When Cesar Torres opened a restaurant in Fondren last fall, he didn’t know what to expect.
Customers, though, had expectations of their own.
“It’s their first experience here and they say, ‘Where’s the chips and salsa… Where are the chimichangas and fajitas?’” he laughed. “It’s been our biggest challenge – to show we aren’t the ‘two for $7’ margarita place.”
With a new menu made for full-service in the works, free chips and salsa are on the way, but authentic, fresh made Mexican food is one thing that will never change at Green Ghost Tacos.
After only one year in business with a County Line Road take-out location, Torres added a Fondren location in 2016 to capitalize on the customer base driving north for his food. Their cravings have renewed his passion.
“Coming to Fondren has been a great experience,” he said. “I had forgotten what full service was. It’s broadened our knowledge of the restaurant business.”
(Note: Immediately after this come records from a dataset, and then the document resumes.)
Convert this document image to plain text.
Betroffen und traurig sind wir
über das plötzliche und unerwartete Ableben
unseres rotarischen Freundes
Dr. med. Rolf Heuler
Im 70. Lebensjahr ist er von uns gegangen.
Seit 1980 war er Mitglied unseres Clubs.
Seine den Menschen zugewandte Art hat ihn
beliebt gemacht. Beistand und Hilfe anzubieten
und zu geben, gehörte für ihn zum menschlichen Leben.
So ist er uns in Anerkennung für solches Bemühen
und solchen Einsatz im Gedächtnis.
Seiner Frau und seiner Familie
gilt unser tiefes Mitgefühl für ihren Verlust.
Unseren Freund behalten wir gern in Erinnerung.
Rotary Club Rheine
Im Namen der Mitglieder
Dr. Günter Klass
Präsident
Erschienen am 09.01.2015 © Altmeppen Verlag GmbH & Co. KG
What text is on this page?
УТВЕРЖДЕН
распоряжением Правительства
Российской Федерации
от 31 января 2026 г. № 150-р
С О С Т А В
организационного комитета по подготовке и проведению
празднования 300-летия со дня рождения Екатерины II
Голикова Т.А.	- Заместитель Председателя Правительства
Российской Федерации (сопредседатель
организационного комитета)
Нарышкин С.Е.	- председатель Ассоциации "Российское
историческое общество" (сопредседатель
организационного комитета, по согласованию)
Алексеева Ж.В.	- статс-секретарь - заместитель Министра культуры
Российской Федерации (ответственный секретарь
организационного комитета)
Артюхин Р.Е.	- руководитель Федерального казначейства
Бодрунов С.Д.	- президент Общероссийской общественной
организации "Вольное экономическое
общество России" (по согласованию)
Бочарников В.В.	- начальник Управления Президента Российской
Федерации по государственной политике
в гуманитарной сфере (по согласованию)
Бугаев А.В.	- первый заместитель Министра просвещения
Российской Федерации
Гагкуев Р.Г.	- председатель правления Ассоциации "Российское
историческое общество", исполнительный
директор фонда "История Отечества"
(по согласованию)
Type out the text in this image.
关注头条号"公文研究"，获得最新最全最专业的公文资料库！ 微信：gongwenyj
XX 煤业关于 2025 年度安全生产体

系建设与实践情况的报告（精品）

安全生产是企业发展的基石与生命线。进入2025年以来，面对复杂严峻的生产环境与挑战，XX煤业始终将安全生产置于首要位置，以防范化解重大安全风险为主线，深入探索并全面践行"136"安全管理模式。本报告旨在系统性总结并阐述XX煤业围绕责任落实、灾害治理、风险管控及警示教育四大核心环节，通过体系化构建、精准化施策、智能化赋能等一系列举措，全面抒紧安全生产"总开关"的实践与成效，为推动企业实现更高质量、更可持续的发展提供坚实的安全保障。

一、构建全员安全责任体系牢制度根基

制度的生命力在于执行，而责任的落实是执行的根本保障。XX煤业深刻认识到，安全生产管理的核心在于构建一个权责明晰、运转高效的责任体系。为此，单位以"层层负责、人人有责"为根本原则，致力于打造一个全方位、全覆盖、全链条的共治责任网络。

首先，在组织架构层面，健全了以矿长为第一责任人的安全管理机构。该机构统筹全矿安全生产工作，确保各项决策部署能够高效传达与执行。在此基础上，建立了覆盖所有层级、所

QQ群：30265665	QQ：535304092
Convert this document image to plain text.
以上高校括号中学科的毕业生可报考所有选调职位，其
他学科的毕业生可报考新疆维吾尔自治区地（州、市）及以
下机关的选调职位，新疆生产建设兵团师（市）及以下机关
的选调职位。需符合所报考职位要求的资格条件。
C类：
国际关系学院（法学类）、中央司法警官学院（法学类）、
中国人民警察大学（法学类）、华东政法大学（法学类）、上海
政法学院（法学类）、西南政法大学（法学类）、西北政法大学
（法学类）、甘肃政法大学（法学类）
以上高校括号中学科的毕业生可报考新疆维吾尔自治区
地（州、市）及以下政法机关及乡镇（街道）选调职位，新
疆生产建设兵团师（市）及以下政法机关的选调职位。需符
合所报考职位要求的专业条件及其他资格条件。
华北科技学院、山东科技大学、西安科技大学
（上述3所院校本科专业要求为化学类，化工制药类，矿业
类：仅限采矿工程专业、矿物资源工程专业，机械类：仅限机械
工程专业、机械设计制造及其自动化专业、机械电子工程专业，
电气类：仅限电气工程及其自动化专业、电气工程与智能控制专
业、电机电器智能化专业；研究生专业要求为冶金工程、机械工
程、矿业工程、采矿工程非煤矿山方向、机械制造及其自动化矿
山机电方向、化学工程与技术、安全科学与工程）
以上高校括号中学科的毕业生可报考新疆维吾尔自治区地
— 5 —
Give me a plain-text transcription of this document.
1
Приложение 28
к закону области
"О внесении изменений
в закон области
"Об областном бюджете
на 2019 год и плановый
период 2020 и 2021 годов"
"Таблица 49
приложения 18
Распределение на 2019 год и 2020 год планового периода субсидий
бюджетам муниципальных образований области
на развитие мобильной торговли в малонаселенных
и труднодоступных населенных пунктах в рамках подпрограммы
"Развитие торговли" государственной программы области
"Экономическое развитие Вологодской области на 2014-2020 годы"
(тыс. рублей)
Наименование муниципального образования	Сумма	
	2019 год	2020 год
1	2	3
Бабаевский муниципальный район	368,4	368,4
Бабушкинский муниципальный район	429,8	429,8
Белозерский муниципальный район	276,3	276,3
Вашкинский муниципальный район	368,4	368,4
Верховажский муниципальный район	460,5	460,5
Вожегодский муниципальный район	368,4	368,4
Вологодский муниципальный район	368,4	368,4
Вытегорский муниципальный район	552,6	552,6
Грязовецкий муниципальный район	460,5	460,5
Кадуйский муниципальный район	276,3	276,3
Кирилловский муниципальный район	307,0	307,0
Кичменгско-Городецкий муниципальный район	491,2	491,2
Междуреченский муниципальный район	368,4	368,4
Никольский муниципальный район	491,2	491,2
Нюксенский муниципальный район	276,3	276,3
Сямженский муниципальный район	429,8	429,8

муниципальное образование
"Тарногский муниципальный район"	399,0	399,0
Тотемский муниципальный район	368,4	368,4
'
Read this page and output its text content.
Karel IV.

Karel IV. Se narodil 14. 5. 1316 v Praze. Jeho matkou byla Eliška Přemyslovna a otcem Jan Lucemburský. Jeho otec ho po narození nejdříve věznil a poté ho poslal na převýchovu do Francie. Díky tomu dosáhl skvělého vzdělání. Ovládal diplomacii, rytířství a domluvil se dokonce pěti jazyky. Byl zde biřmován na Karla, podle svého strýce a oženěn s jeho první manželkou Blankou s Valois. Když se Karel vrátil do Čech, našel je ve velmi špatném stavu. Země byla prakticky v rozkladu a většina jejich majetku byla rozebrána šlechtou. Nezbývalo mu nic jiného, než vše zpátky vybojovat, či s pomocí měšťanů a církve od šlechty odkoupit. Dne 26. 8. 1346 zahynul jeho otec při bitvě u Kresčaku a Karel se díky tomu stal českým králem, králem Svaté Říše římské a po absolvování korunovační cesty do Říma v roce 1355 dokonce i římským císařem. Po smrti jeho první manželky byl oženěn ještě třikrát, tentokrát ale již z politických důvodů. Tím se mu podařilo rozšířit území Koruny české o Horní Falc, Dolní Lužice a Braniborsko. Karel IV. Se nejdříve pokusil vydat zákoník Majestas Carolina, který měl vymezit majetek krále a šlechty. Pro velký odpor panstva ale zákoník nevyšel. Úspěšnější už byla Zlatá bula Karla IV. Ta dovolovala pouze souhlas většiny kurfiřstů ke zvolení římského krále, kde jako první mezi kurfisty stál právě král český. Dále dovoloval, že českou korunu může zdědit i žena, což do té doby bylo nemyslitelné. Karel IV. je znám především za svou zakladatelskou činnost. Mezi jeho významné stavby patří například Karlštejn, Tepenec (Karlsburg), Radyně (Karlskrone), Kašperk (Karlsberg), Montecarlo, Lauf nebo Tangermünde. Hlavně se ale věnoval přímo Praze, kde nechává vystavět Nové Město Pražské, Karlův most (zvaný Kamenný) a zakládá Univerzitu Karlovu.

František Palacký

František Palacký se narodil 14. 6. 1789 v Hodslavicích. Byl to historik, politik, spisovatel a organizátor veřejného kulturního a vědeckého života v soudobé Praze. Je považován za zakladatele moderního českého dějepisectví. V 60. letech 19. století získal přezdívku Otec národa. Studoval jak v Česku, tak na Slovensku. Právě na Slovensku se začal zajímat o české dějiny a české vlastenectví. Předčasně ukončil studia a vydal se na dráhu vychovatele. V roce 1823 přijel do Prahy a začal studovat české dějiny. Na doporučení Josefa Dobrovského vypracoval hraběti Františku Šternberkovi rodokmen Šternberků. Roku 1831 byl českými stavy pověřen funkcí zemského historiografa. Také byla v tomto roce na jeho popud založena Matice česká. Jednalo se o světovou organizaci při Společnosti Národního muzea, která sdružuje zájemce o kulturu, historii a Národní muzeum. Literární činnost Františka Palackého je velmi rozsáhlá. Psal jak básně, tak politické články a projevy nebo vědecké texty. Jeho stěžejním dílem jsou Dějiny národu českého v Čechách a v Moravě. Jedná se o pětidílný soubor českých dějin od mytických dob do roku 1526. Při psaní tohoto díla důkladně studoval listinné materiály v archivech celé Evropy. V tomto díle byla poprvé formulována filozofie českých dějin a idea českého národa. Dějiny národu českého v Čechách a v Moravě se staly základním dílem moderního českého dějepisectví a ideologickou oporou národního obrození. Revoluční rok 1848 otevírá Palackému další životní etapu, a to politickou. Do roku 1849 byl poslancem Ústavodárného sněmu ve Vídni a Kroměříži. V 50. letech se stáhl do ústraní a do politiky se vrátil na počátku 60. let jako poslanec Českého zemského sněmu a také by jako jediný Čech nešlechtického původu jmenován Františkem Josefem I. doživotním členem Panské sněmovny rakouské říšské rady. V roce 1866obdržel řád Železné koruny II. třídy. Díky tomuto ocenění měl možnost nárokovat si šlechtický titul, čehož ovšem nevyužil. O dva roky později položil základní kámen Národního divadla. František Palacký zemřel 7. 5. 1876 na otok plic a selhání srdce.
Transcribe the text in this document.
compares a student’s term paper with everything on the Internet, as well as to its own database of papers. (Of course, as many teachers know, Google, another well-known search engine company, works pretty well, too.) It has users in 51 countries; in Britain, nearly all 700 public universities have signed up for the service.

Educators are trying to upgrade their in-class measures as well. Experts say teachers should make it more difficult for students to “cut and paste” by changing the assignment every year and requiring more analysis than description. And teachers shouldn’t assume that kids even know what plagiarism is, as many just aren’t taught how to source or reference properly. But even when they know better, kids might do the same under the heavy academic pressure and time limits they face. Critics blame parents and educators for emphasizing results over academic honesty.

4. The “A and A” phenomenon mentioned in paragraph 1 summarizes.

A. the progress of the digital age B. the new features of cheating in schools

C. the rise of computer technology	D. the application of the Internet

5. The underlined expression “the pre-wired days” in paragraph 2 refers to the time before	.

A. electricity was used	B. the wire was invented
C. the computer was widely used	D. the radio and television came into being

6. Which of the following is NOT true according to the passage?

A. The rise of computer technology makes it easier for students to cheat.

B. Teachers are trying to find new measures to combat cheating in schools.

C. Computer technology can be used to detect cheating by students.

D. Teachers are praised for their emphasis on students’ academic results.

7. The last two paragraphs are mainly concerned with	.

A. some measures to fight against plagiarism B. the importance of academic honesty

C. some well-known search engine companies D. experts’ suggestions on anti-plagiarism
Torres, a mostly lifelong Jacksonian (his family came to Mississippi from Mexico when he was in junior high school in 1994) moved to Chicago after his graduation from Murrah to study e-commerce but wound up in the restaurant business instead.
“I had never owned my own place, but, as a director of operations, I was responsible for close to 50 locations and 800 employees,” he said. “The timing (for Green Ghost) was perfect.”
Everything at Green Ghost Tacos is made from scratch. “Not a can in the place,” Torres said, hydrating his own peppers and boiling Roma tomatoes to create fresh-made salsa.
How authentic is the food? “All of the recipes are my mom’s,” Torres explained. “You guys get everything I ate as a child!”
While adding more dishes to the new menu is the hope, it’s a balancing act. “We tried serving brains and tripe but it’s a little too much for this crowd. We do hope to add more vegetables and more meats.”
Being among 21 locally-owned restaurants, bars, bakeries and coffee shops is good for Torres – and good for the neighborhood.
“No one cares more than someone who is local, who grew up here, who has a reputation to maintain,” he said. “You don’t find that outside Fondren. The food comes from someone who you know, someone you went to school with. That’s what makes it special.”